これから四半期決算発表期に突入するが、企業のガイダンスリスクは限定的だろう。中国関連株の業績不振が浮き彫りとなっているものの、日本電産 <6594> が衝撃的な下方修正を発表しても、その後の値運びは驚くほど強い。安川電機 <6506> のケースも同様だが、中国の実勢悪は前倒しで織り込んだ効果でそれほど全体相場に影響を与えておらず、むしろ買い戻しを誘発している点に着目したい。
物色の方向性はマザーズ市場の戻りが顕著なように、中小型材料株優位の流れにある。チャート面で食指の動く銘柄は数多く、ここは「強い銘柄につく」という基本に立ち返って銘柄を選別したいところだ。

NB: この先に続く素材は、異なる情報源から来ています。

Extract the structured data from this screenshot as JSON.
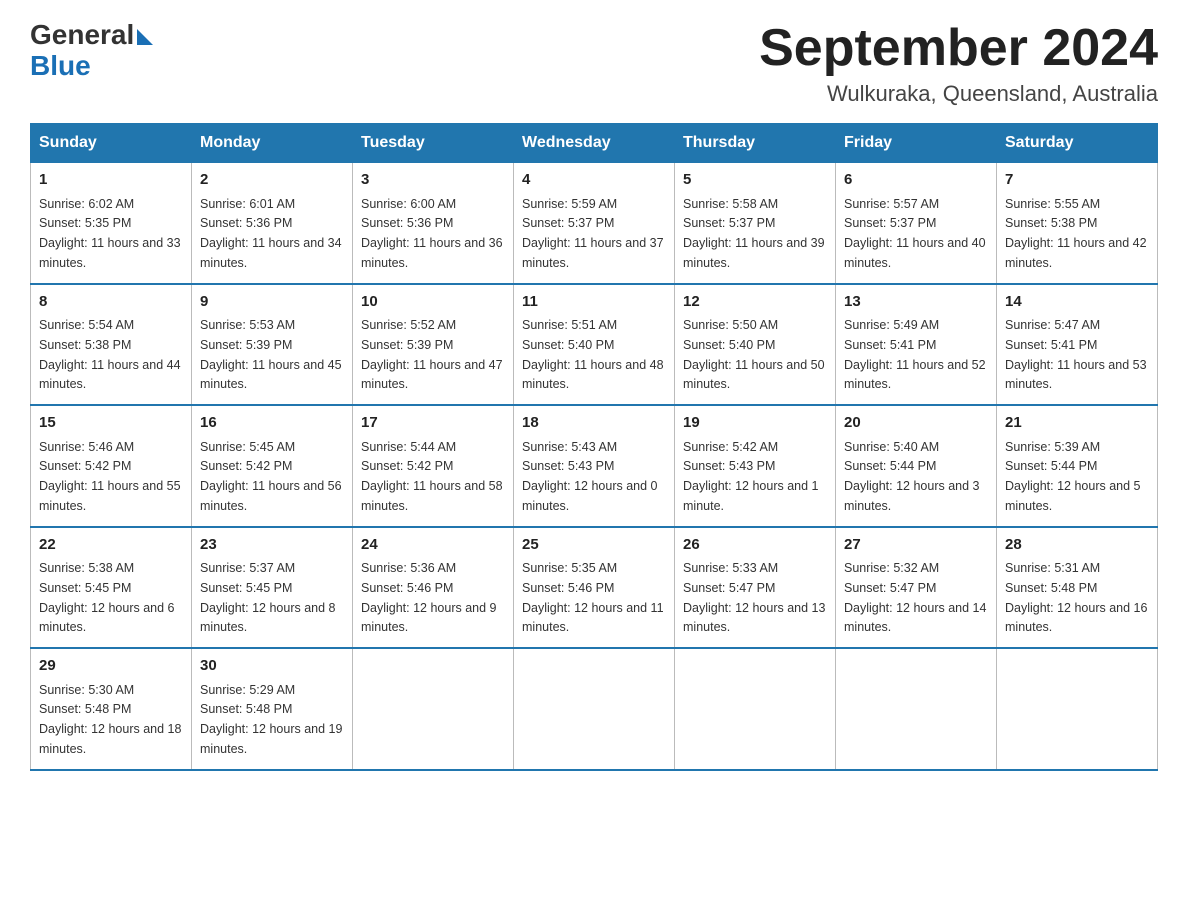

個別銘柄では、まずレノバ <9519> に注目。世界全体は再生エネルギーをフォローする動きが強まっており、同社はFITによる再生可能エネルギーの発電事業のみに特化し不安定な小売部門を一切持たないことがポイントとなっている。また、バイオ関連では疼痛疾患に強みを持つ 創薬ベンチャーで黒字化が近いとみられるラクオリア創薬 <4579> [JQG]をマークしたい。値動きの速い小型株でアサカ理研 <5724> [JQ]も面白い。同社はヘッドマウントディスプレーを利用した省力化ツールの開発が伝わったが、時価は底値圏離脱の初動と捉えられる。このほか、化学メーカーが注目する「モビリティ」の本命株として強気の中期計画を掲げるデンカ <4061> も狙える。
一方、底値買い対象としてはアプリ制作を手掛け業績変化率の大きいイグニス <3689> [東証M]に意外性がある。また、企業の営業支援を行い働き方改革のテーマに乗るブリッジインターナショナル <7039> [東証M]も妙味が大きいとみている。
(聞き手・中村潤一)
<プロフィール>(あめみや・きょうこ)
SBI証券 投資情報部 シニア・マーケットアドバイザー。元カリスマ証券レディ。日興証券時代は全国トップの営業実績を持つ。ラジオ短波(現ラジオNIKKEI)、長野FM放送アナウンサー、『週刊エコノミスト』(毎日新聞社)記者、日経CNBCキャスター、テレビ東京マーケットレポーター、ストックボイスキャスターなどを経て現在に至る。